One idea calls for sending a robotic mission to a still undetermined asteroid, capture it and return it to lunar orbit. From there, a team of astronauts would be sent to sample the asteroid sometime in the early 2020s, bring it to Earth, and ultimately mine it. Will you comment on this?
Larry, I believe that any asteroid mining plan is merely a distraction. I don’t think that such a mission would excite very many people. It would be a waste of time and money.
As for NASA Administrator Charlie Bolden’s proposal to test its Orion spacecraft which might be used to send astronauts to Mars in the 2030s to “prepare efforts to prevent an asteroid from colliding with devastating force into our planet”, the idea seems to be to attach a propulsion system to change the asteroid’s trajectory. A more practical approach to change an asteroid trajectory might be to send a missile with a conventional nuclear warhead to give the asteroid a solid shove by blasting a small portion of its mass off its side. On the other hand, this might accomplish nothing, or worse, present danger of causing even more damage by putting additional ballistic fragments on collision trajectories.
In any case, America needs to develop new strategies, new launch vehicles and new spacecraft to bring us to the threshold of Mars, by way of progressive missions to comets, asteroids, Mars’ moons, and a permanent surface settlement.
We send exploration modules to cycle back and forth between Earth and the Moon…we fly by comets and intercept asteroids in Earth-threatening trajectories…we sweep the surface of an asteroid, sifting its rocky soil to discover what the building blocks of the Universe are made of…step-by-step …just as Mercury and Gemini made Apollo possible…we move deeper into space to land on Phobos, the inner moon of mars, all in prelude to the Red Planet itself!
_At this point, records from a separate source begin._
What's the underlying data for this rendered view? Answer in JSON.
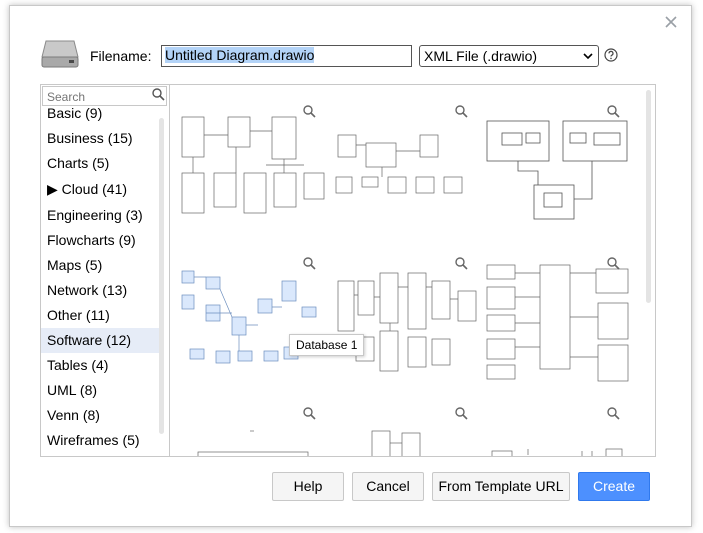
{
  "filename": {
    "label": "Filename:",
    "value": "Untitled Diagram.drawio",
    "format_selected": "XML File (.drawio)"
  },
  "icons": {
    "close": "close-icon",
    "drive": "hard-drive-icon",
    "help": "help-circle-icon",
    "search": "search-icon",
    "zoom": "magnifier-icon"
  },
  "search": {
    "placeholder": "Search"
  },
  "categories": [
    "Basic (9)",
    "Business (15)",
    "Charts (5)",
    "▶ Cloud (41)",
    "Engineering (3)",
    "Flowcharts (9)",
    "Maps (5)",
    "Network (13)",
    "Other (11)",
    "Software (12)",
    "Tables (4)",
    "UML (8)",
    "Venn (8)",
    "Wireframes (5)"
  ],
  "selected_category": "Software (12)",
  "tooltip": "Database 1",
  "buttons": {
    "help": "Help",
    "cancel": "Cancel",
    "template_url": "From Template URL",
    "create": "Create"
  },
  "colors": {
    "accent": "#4d90fe",
    "selection": "#b3d3f7",
    "selected_category_bg": "#e6ecf7",
    "thumb_blue_fill": "#dae8fc"
  }
}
So what’s the first priority?
The first priority, as always, is real vision and leadership at the top.
As I stated at my Smithsonian lecture, it is time we sailed the sea of space once more with bold, expansive vision. To achieve this we need strong leaders, for to sustain a growing and momentous effort in space will require that we reject a defeatist mentality that mires us in second place, reject the loss of jobs that lack of leadership will cause, and that we set our sights higher, that if needed we sail against the wind. Not everyone will understand this need for America to lead the world in space.
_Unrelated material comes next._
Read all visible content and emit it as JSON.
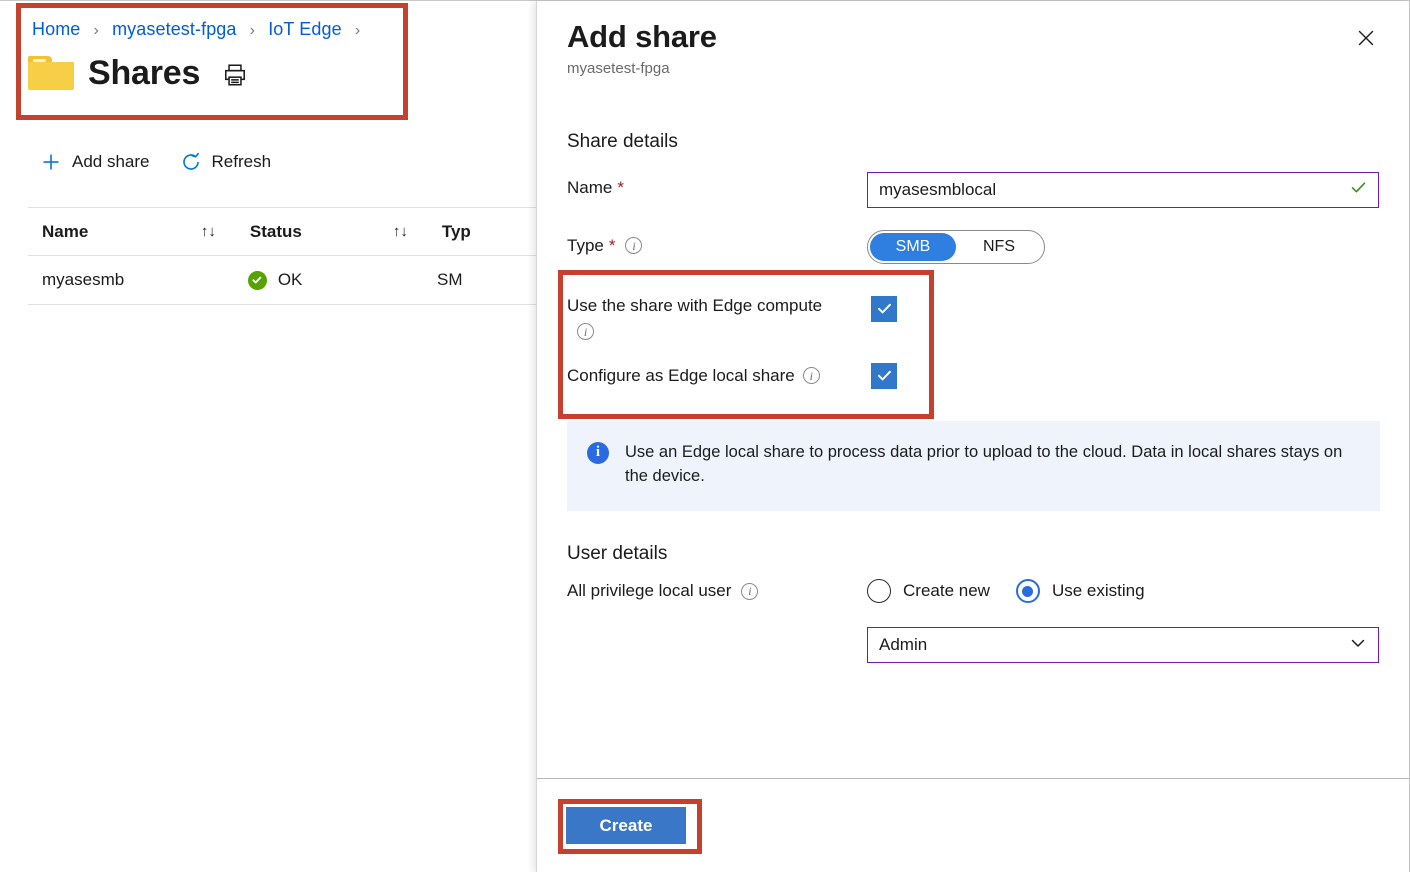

I strongly urge that our U.S. president, whomever he or she may be, …on the 50th anniversary of Apollo 11’s landing…on 2019 should take the occasion to direct the future of human exploration, pioneered by Americans, to state: “I believe that this nation should commit itself, within two decades, to establish permanence on the planet Mars.”
This will require determination, support and political will, just as did our mission to the moon four decades ago. With vision and commitment we can reach these destinations in two decades. If we persist on this pathway, we can reach Mars before 2035…66 years after Neil Armstrong and I flew the quarter-million miles through the blackness of space to touch down onto Tranquility Base…which was 66 years after the Wright Brothers’ first flight.
My dream is that the next generation will have good reason to feel as we did back when I was privileged to be part of the Apollo program. As my friend and Gemini crewmate Jim Lovell has noted, our Apollo days were a time when we did bold things in space to achieve leadership. It’s time we were bold again in space.
Buzz, your personal demonstrations of boldness and achievement have given my generation much to be proud of. They have also set wonderful examples for generations to come. Thank you.